RINGLAND, P.J., concurring separately.
{¶ 26} I concur with the judgment of the majority. However, I write separately to address the standard required to рrove that a permit holder or employee of the permit holder had knowledge that a patron was intoxicated.
{¶ 27} I cannot disagree with the majority‘s legal analysis of Ohio case law that requires a permit holder or employee of the permit holder to have actual knowledge of intoxication. However, I must note that by forbidding constructive knowledge as a means of proving that a permit holder or its employee knowingly sold an intoxicating beverage to an intoxicated person, the burden for proving knowledge has been rendered entirely unworkable.

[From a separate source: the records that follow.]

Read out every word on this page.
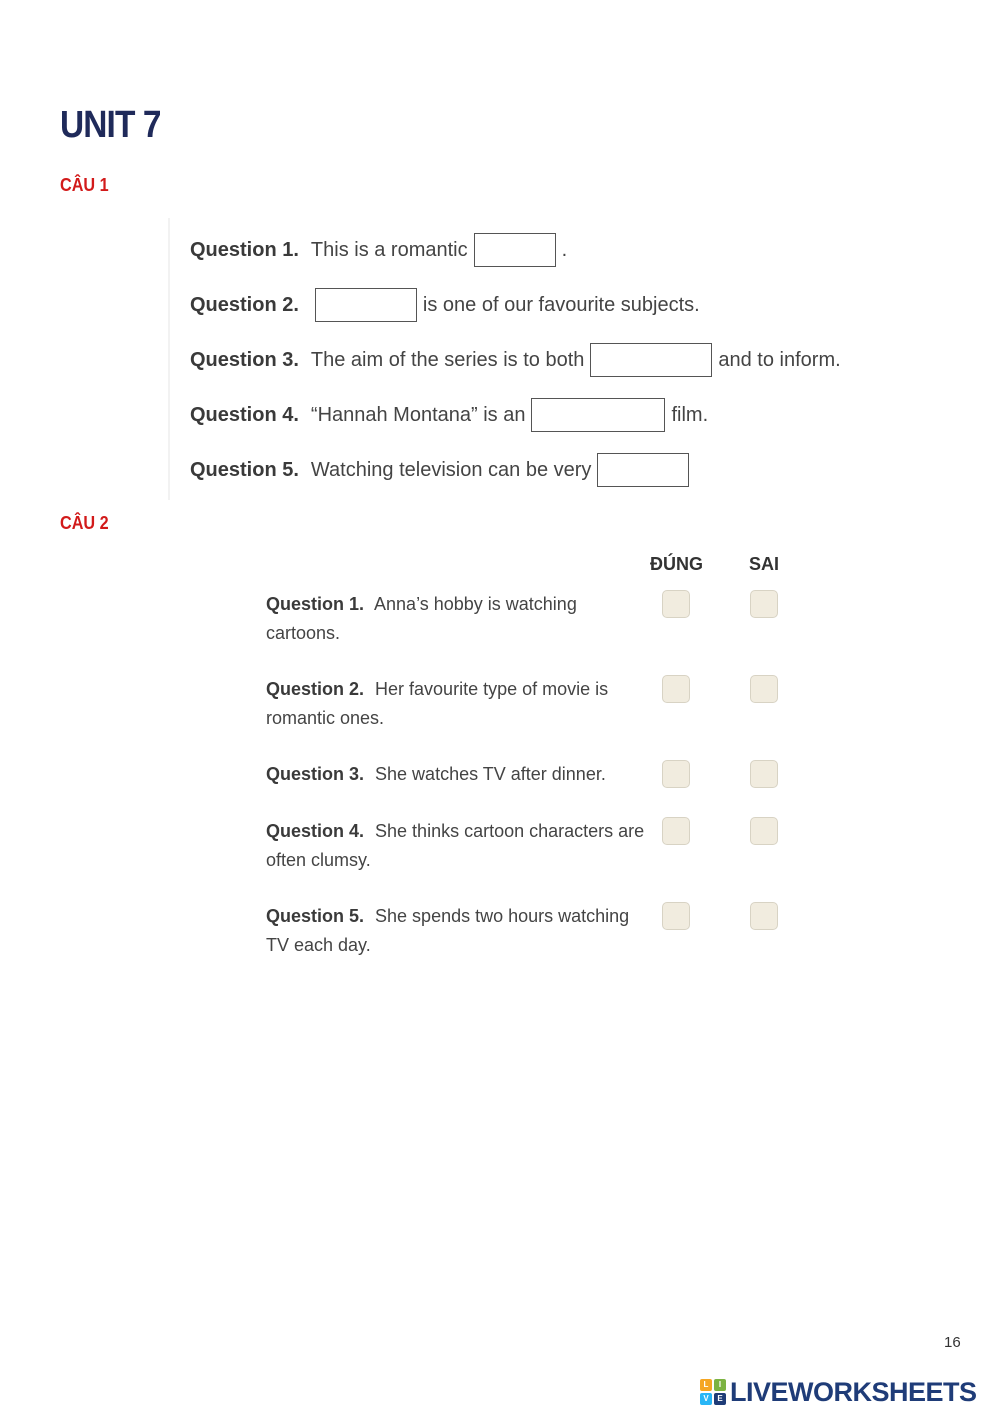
UNIT 7
CÂU 1
Question 1. This is a romantic	.
Question 2.	is one of our favourite subjects.
Question 3. The aim of the series is to both	and to inform.
Question 4. “Hannah Montana” is an	film.
Question 5. Watching television can be very
CÂU 2
ĐÚNG	SAI
Question 1. Anna’s hobby is watching cartoons.
Question 2. Her favourite type of movie is romantic ones.
Question 3. She watches TV after dinner.
Question 4. She thinks cartoon characters are often clumsy.
Question 5. She spends two hours watching TV each day.
16
L	I
V	E LIVEWORKSHEETS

{¶ 28} Were proof of constructive knowledge sufficient, the present case may have survived the motion for summary judgment. Sanchez testified that the men discussed being buzzed, that Carpеnter was intoxicated, slurred his speech, spoke softer and slower than usual and was emotional when discussing his wife. Sanchez was able to observe enough evidence of Carpenter‘s intoxication to state that he would not have let Carpenter drive home had he known he was driving a motorcycle. In addition, Dr. Staubus’ testimony regarding Carpenter‘s blood alcohol content level and the correlating symptoms he would likely be exhibiting provided additional evidence that QSL had constructive knowledge of Carpenter‘s
{¶ 29} Instead, we are left with a standard that essentially requires offenders to openly admit that they knew they were serving an intoxicating beverage to a noticeably intoxicated person. Absent such an admission, it appears there can be no question of fact to allow the claim to proceed to trial.
{¶ 30} Therefore, while I accept that we are constrained to the actual knowledge standard by stare decisis and I thus concur with the majority, I am concerned that such an unworkable standard renders Ohio‘s Dram Shop Act toothless.